Lag B'Omer is a special holiday; it brings us back to the elementary foundations of our life. Family and friends, we gather together on a cold night around a warm fire, and, between the chicken and the potatoes, we discuss freedom. We discuss Bar Kochva's glorious revolt; the splendid fact that famous Torah scholar Rabbi Akiva and his many students joined the fight, and the tragic failure of the revolution ? including the deaths of 24,000 students-warriors. And though the revolution ended with a Roman victory; Jews killed, Jews exiled, Temple still not rebuilt? Lag B'Omer is a joyous holiday. We stop grieving for the fallen, and instead find courage and joy in the life that they led and in the ideals they fought for ? leading a Torah life in a sovereign Jewish state.
Lag B'Omer is a joyous holiday because in the end they won, we won ? for Rome has vanished, yet the Jewish nation is very much alive. The Jewish nation is back in the Holy Land; blundering and sinning like only the Jewish nation can, Temple still not rebuilt, yet very much alive and with the sweet ability to bring the redemption!
My brothers and I play our recorders.
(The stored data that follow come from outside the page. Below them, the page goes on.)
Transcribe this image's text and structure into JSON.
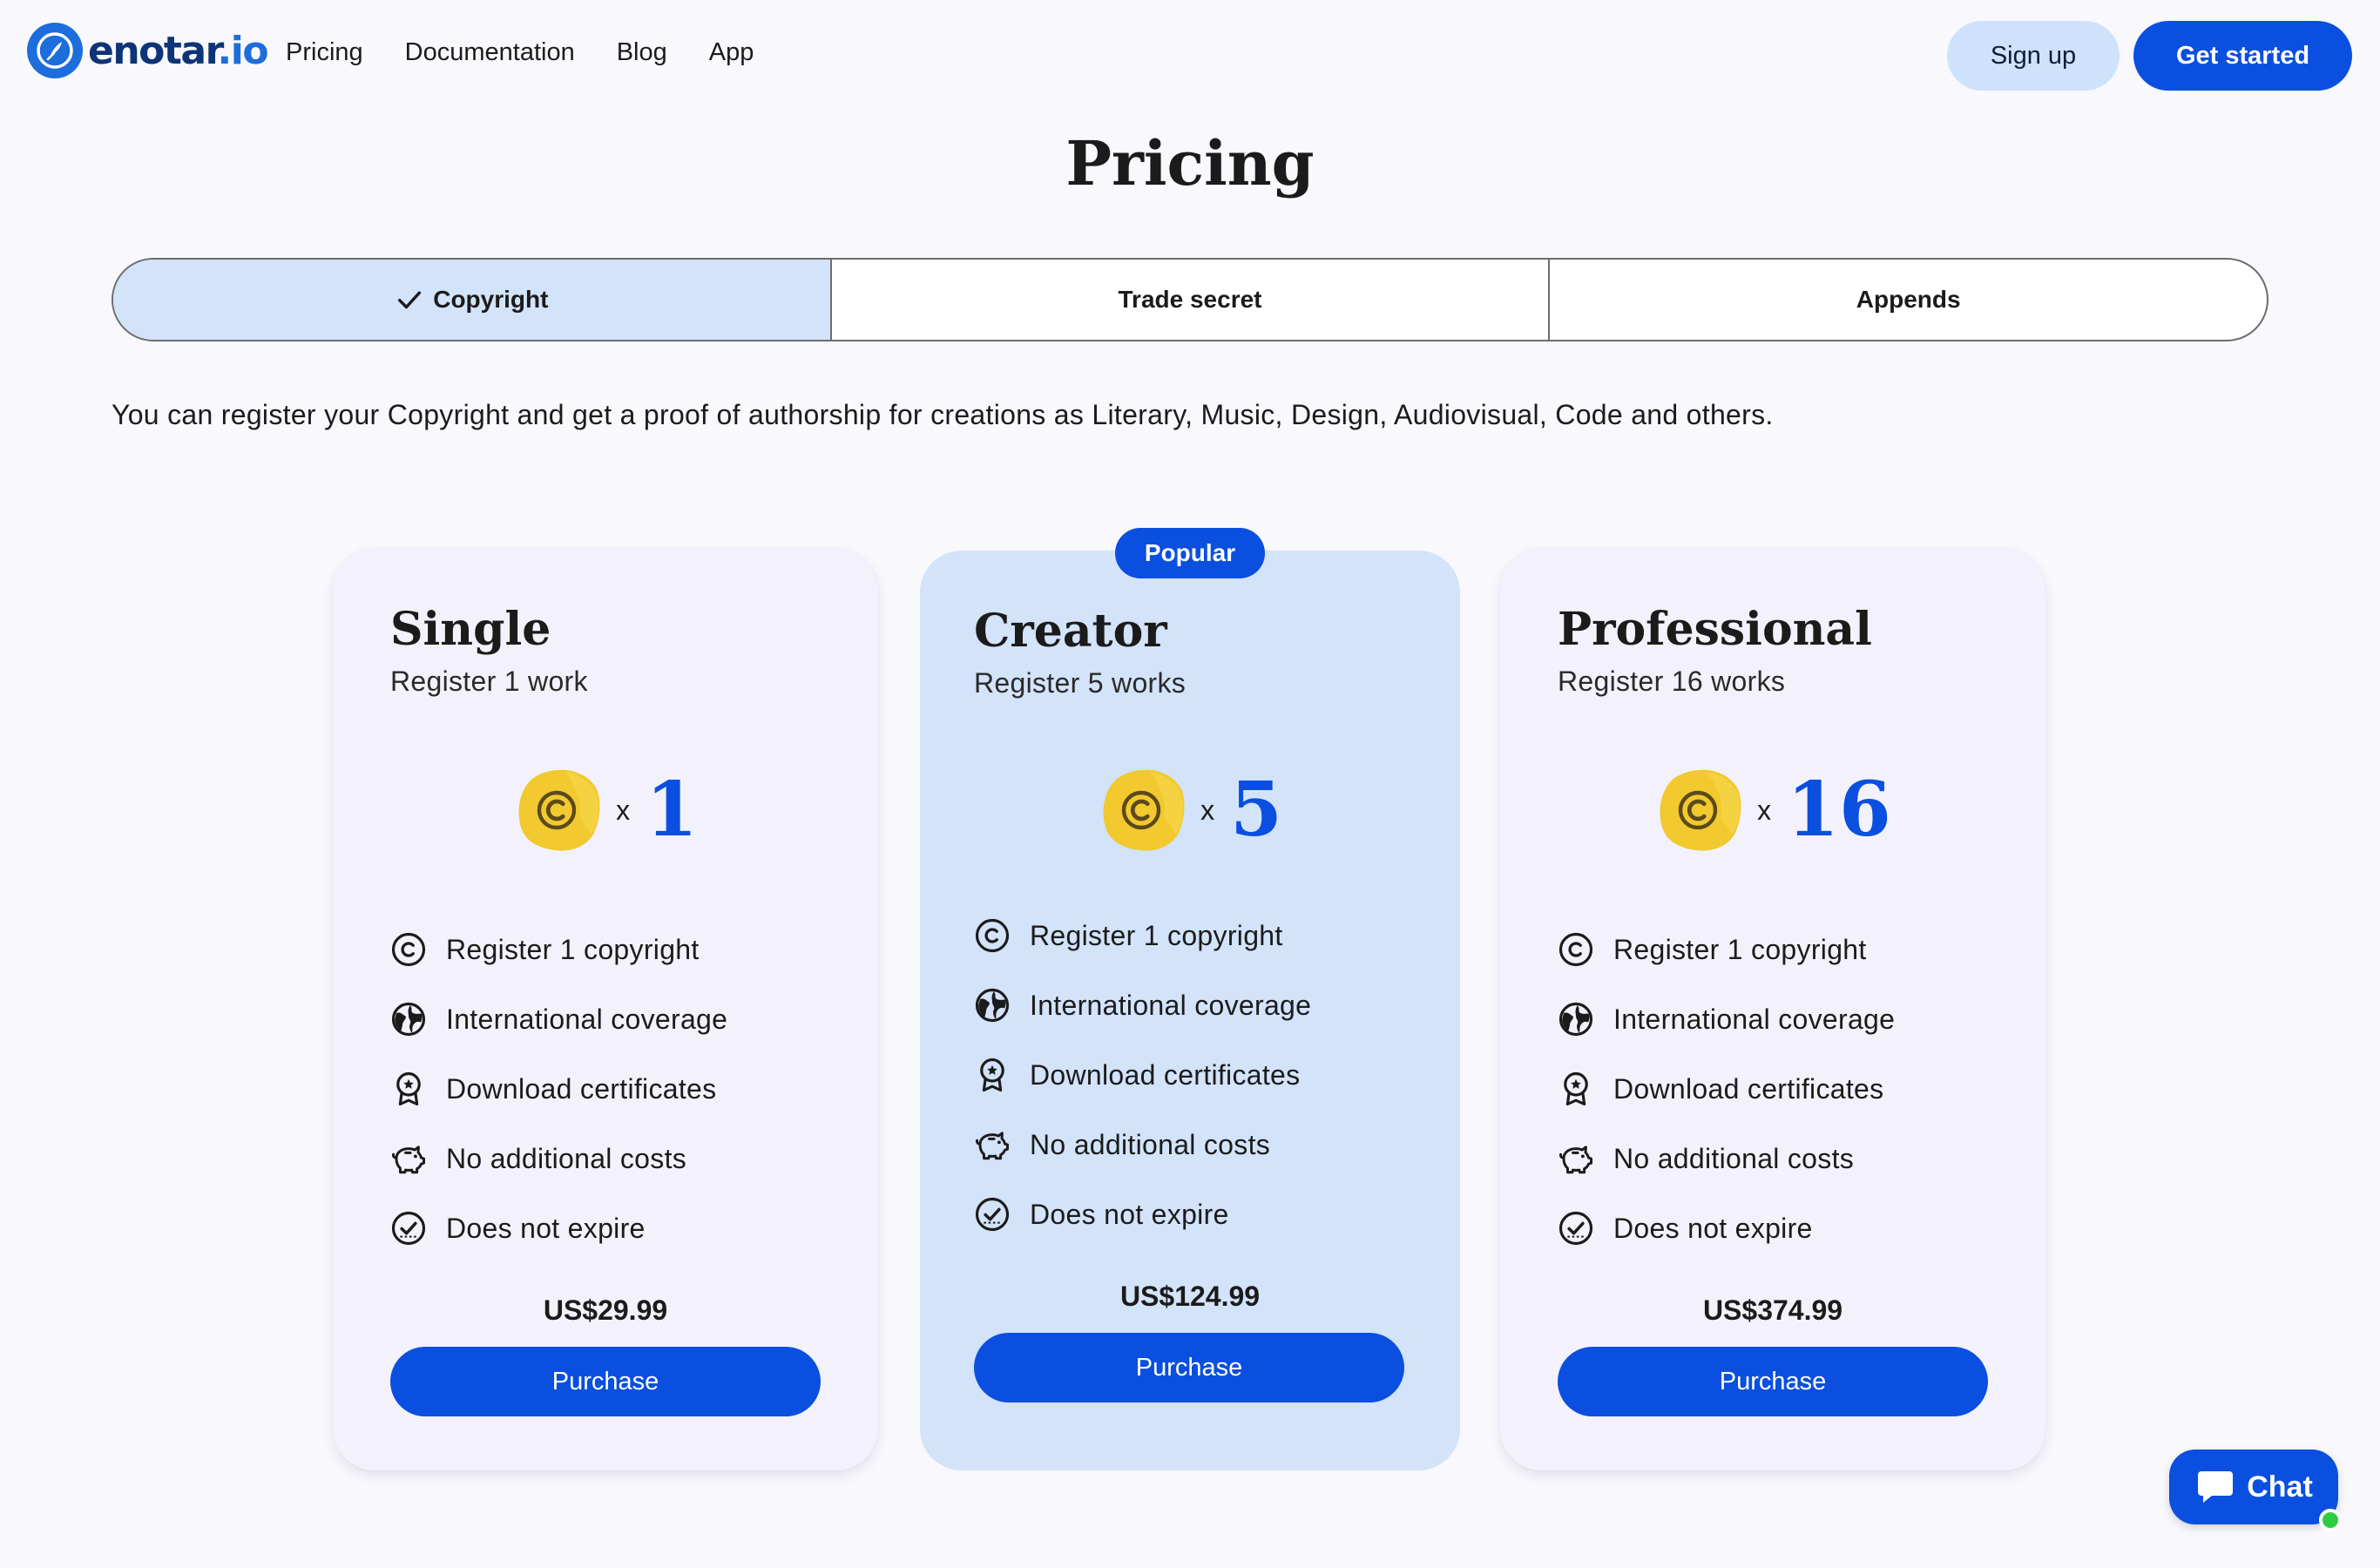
{
  "header": {
    "logo_text_main": "enotar",
    "logo_text_suffix": ".io",
    "nav": [
      "Pricing",
      "Documentation",
      "Blog",
      "App"
    ],
    "signup_label": "Sign up",
    "get_started_label": "Get started"
  },
  "page": {
    "title": "Pricing",
    "description": "You can register your Copyright and get a proof of authorship for creations as Literary, Music, Design, Audiovisual, Code and others."
  },
  "tabs": [
    {
      "label": "Copyright",
      "active": true
    },
    {
      "label": "Trade secret",
      "active": false
    },
    {
      "label": "Appends",
      "active": false
    }
  ],
  "plans": [
    {
      "name": "Single",
      "subtitle": "Register 1 work",
      "times": "x",
      "count": "1",
      "features": [
        "Register 1 copyright",
        "International coverage",
        "Download certificates",
        "No additional costs",
        "Does not expire"
      ],
      "price": "US$29.99",
      "button": "Purchase"
    },
    {
      "name": "Creator",
      "badge": "Popular",
      "subtitle": "Register 5 works",
      "times": "x",
      "count": "5",
      "features": [
        "Register 1 copyright",
        "International coverage",
        "Download certificates",
        "No additional costs",
        "Does not expire"
      ],
      "price": "US$124.99",
      "button": "Purchase"
    },
    {
      "name": "Professional",
      "subtitle": "Register 16 works",
      "times": "x",
      "count": "16",
      "features": [
        "Register 1 copyright",
        "International coverage",
        "Download certificates",
        "No additional costs",
        "Does not expire"
      ],
      "price": "US$374.99",
      "button": "Purchase"
    }
  ],
  "feature_icons": [
    "copyright-icon",
    "globe-icon",
    "award-icon",
    "piggy-bank-icon",
    "check-circle-icon"
  ],
  "chat": {
    "label": "Chat"
  },
  "colors": {
    "accent": "#0a4fe0",
    "accent_light": "#d2e3fa",
    "coin": "#f2c92e",
    "online": "#2ecc40"
  }
}
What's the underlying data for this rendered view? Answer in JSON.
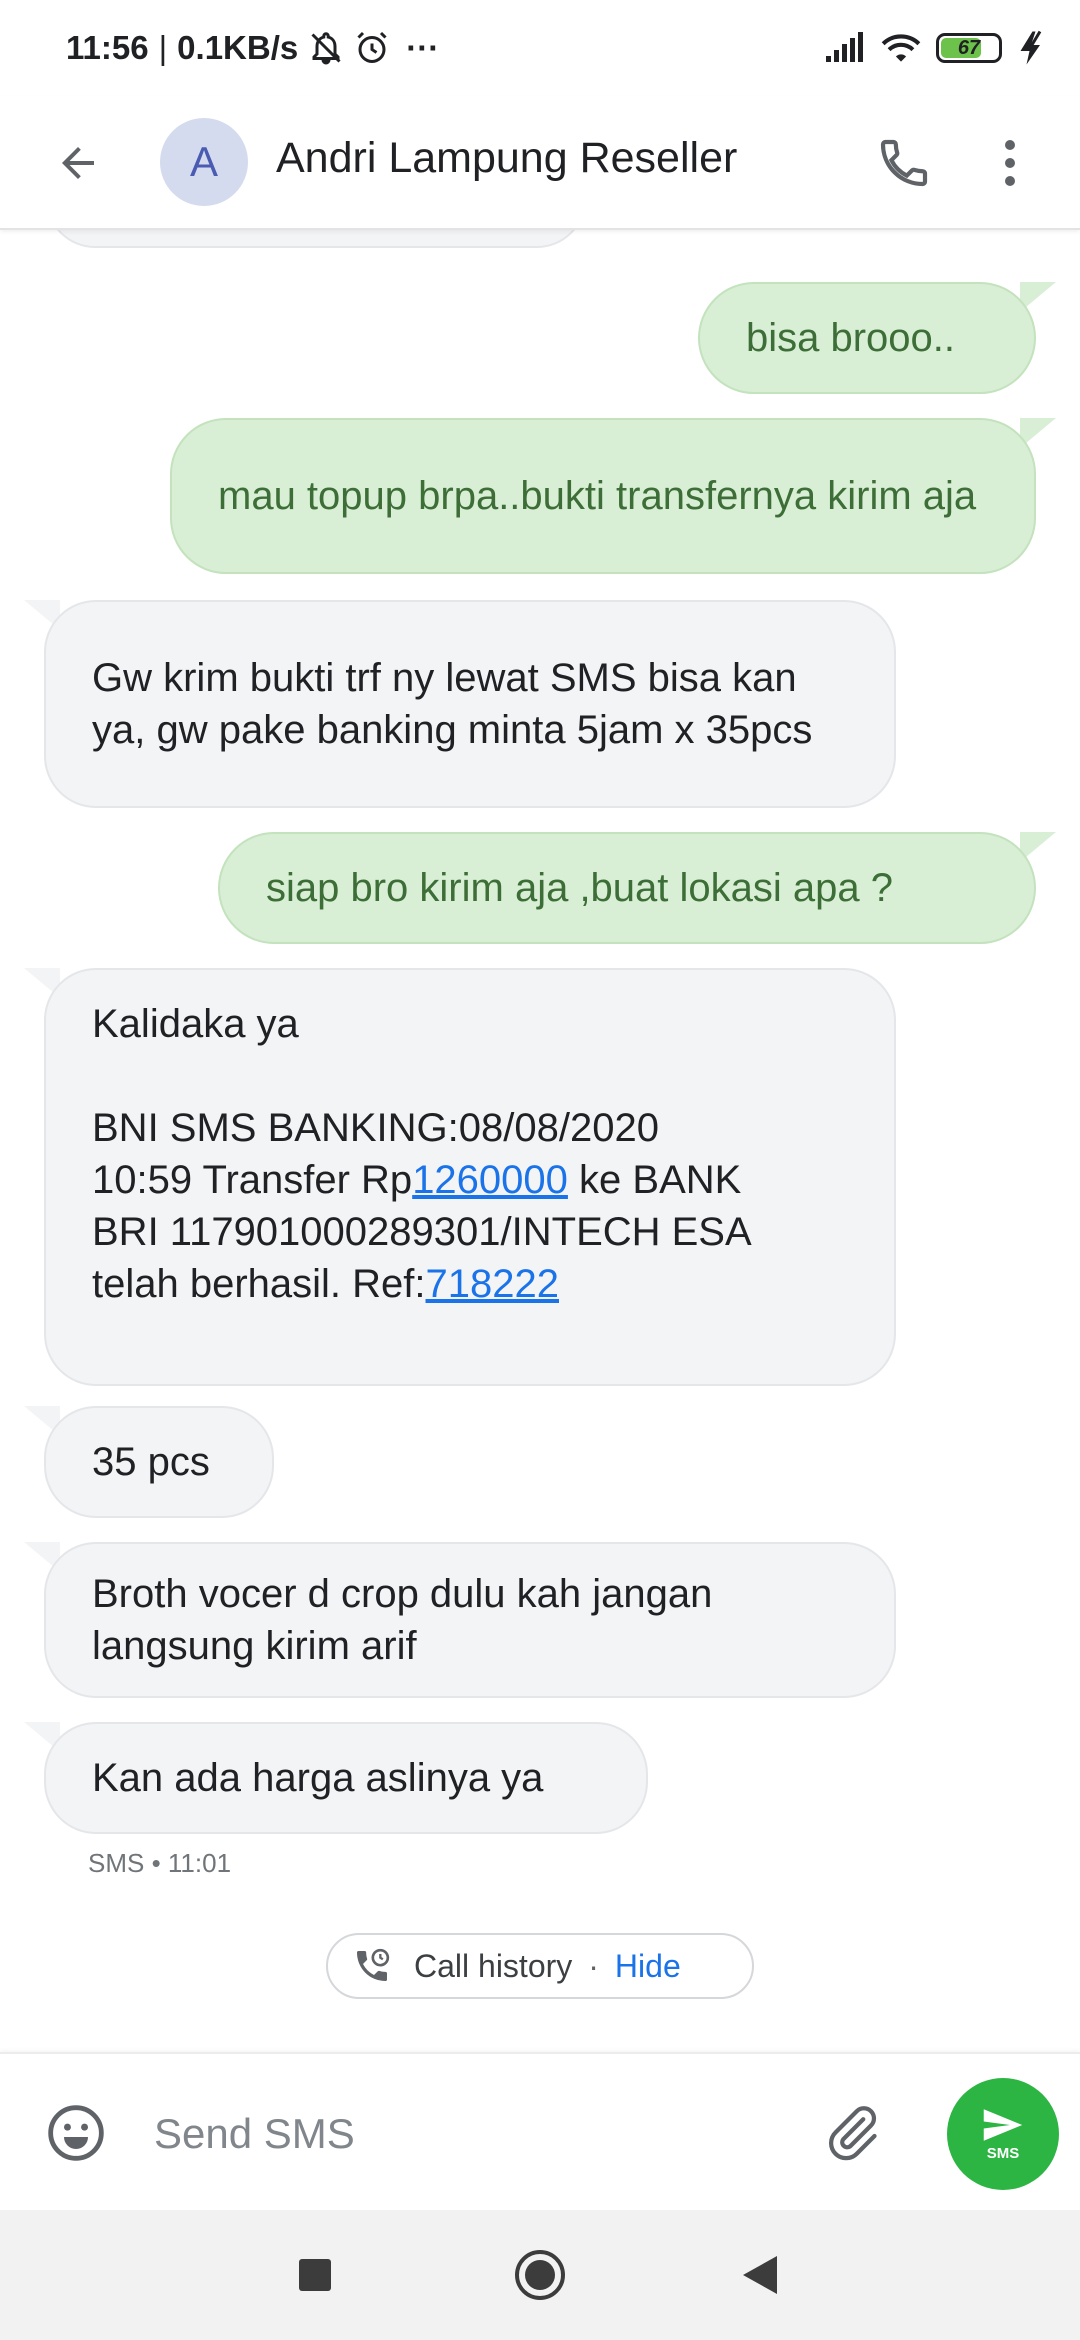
{
  "status_bar": {
    "time": "11:56",
    "separator": "|",
    "network_speed": "0.1KB/s",
    "more": "···",
    "battery_level": "67",
    "icons": [
      "notifications-off-icon",
      "alarm-icon",
      "signal-icon",
      "wifi-icon",
      "battery-icon",
      "charging-icon"
    ]
  },
  "header": {
    "avatar_letter": "A",
    "contact_name": "Andri Lampung Reseller",
    "icons": [
      "back-arrow-icon",
      "phone-icon",
      "more-vert-icon"
    ]
  },
  "messages": [
    {
      "direction": "outgoing",
      "text": "bisa brooo.."
    },
    {
      "direction": "outgoing",
      "text": "mau topup brpa..bukti transfernya kirim aja"
    },
    {
      "direction": "incoming",
      "text": "Gw krim bukti trf ny lewat SMS bisa kan ya, gw pake banking minta 5jam x 35pcs"
    },
    {
      "direction": "outgoing",
      "text": "siap bro kirim aja ,buat lokasi apa ?"
    },
    {
      "direction": "incoming",
      "line1": "Kalidaka ya",
      "line2": "BNI SMS BANKING:08/08/2020",
      "transfer_prefix": "10:59 Transfer Rp",
      "amount_link": "1260000",
      "transfer_suffix": " ke BANK",
      "line4": "BRI 117901000289301/INTECH ESA",
      "ref_prefix": "telah berhasil. Ref:",
      "ref_link": "718222"
    },
    {
      "direction": "incoming",
      "text": "35 pcs"
    },
    {
      "direction": "incoming",
      "text": "Broth vocer d crop dulu kah jangan langsung kirim arif"
    },
    {
      "direction": "incoming",
      "text": "Kan ada harga aslinya ya"
    }
  ],
  "meta": {
    "label": "SMS • 11:01"
  },
  "call_history": {
    "label": "Call history",
    "separator": "·",
    "action": "Hide",
    "icon": "call-history-icon"
  },
  "compose": {
    "placeholder": "Send SMS",
    "send_label": "SMS",
    "icons": [
      "emoji-icon",
      "attach-icon",
      "send-icon"
    ]
  },
  "colors": {
    "accent": "#2db543",
    "link": "#1a73e8",
    "outgoing_bubble": "#d8efd6",
    "incoming_bubble": "#f3f4f6",
    "avatar_bg": "#d4dbee"
  },
  "nav_bar": {
    "icons": [
      "recents-square-icon",
      "home-circle-icon",
      "back-triangle-icon"
    ]
  }
}
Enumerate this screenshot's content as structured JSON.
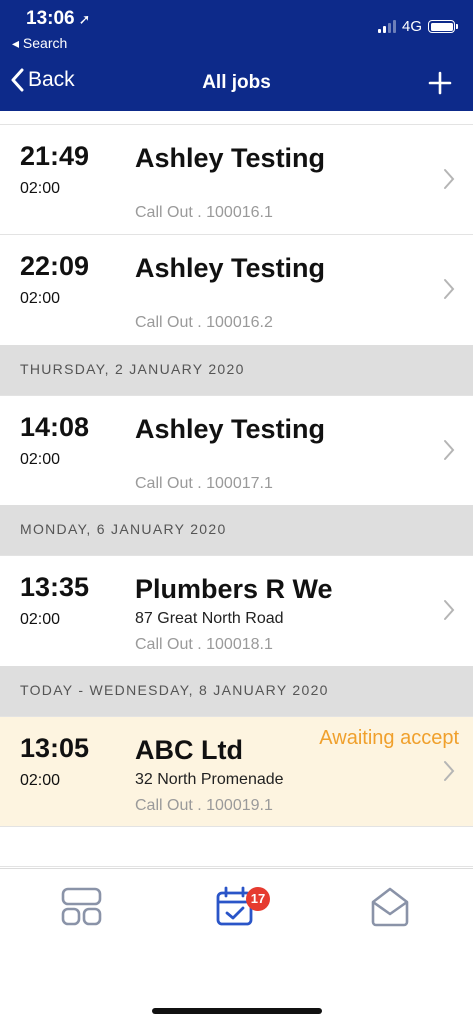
{
  "status_bar": {
    "time": "13:06",
    "location_glyph": "➚",
    "back_app": "◂ Search",
    "network": "4G"
  },
  "nav": {
    "back_label": "Back",
    "title": "All jobs",
    "add_icon": "plus-icon"
  },
  "sections": [
    {
      "label": "THURSDAY, 2 JANUARY 2020"
    },
    {
      "label": "MONDAY, 6 JANUARY 2020"
    },
    {
      "label": "TODAY - WEDNESDAY, 8 JANUARY 2020"
    }
  ],
  "jobs": [
    {
      "time": "21:49",
      "duration": "02:00",
      "name": "Ashley Testing",
      "address": "",
      "ref": "Call Out . 100016.1",
      "status": ""
    },
    {
      "time": "22:09",
      "duration": "02:00",
      "name": "Ashley Testing",
      "address": "",
      "ref": "Call Out . 100016.2",
      "status": ""
    },
    {
      "time": "14:08",
      "duration": "02:00",
      "name": "Ashley Testing",
      "address": "",
      "ref": "Call Out . 100017.1",
      "status": ""
    },
    {
      "time": "13:35",
      "duration": "02:00",
      "name": "Plumbers R We",
      "address": "87 Great North Road",
      "ref": "Call Out . 100018.1",
      "status": ""
    },
    {
      "time": "13:05",
      "duration": "02:00",
      "name": "ABC Ltd",
      "address": "32 North Promenade",
      "ref": "Call Out . 100019.1",
      "status": "Awaiting accept"
    }
  ],
  "tabbar": {
    "tabs": [
      {
        "icon": "dashboard-icon"
      },
      {
        "icon": "calendar-check-icon",
        "badge": "17"
      },
      {
        "icon": "mail-icon"
      }
    ]
  },
  "colors": {
    "header_bg": "#0d2a8a",
    "accent": "#2a55c8",
    "status_pending": "#f0a02c",
    "highlight_row": "#fdf4e0",
    "badge": "#e63b30"
  }
}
The sweet wistful notes join the stars in heaven. We ignore the cars rushing on the street behind us, and the many lights flickering on the busy road before us. Instead we concentrate on the pleasant, welcome atmosphere we've created. We also concentrate on the golden glow which is steadily, persistently, warming our bones and our souls. They both need to be warmed.
Lag B'Omer. The holiday which marks the day on which 24,000 scholar-soldiers ceased to die. The holiday commemorating Rabbi Shimon Bar Yochai, who preferred life in a cave while existing solely on carobs and water, than falsely praise Roman abominations in the Holy Land.
When we have such bright figures to show us the way, how can we fail to light a fire in the darkness?!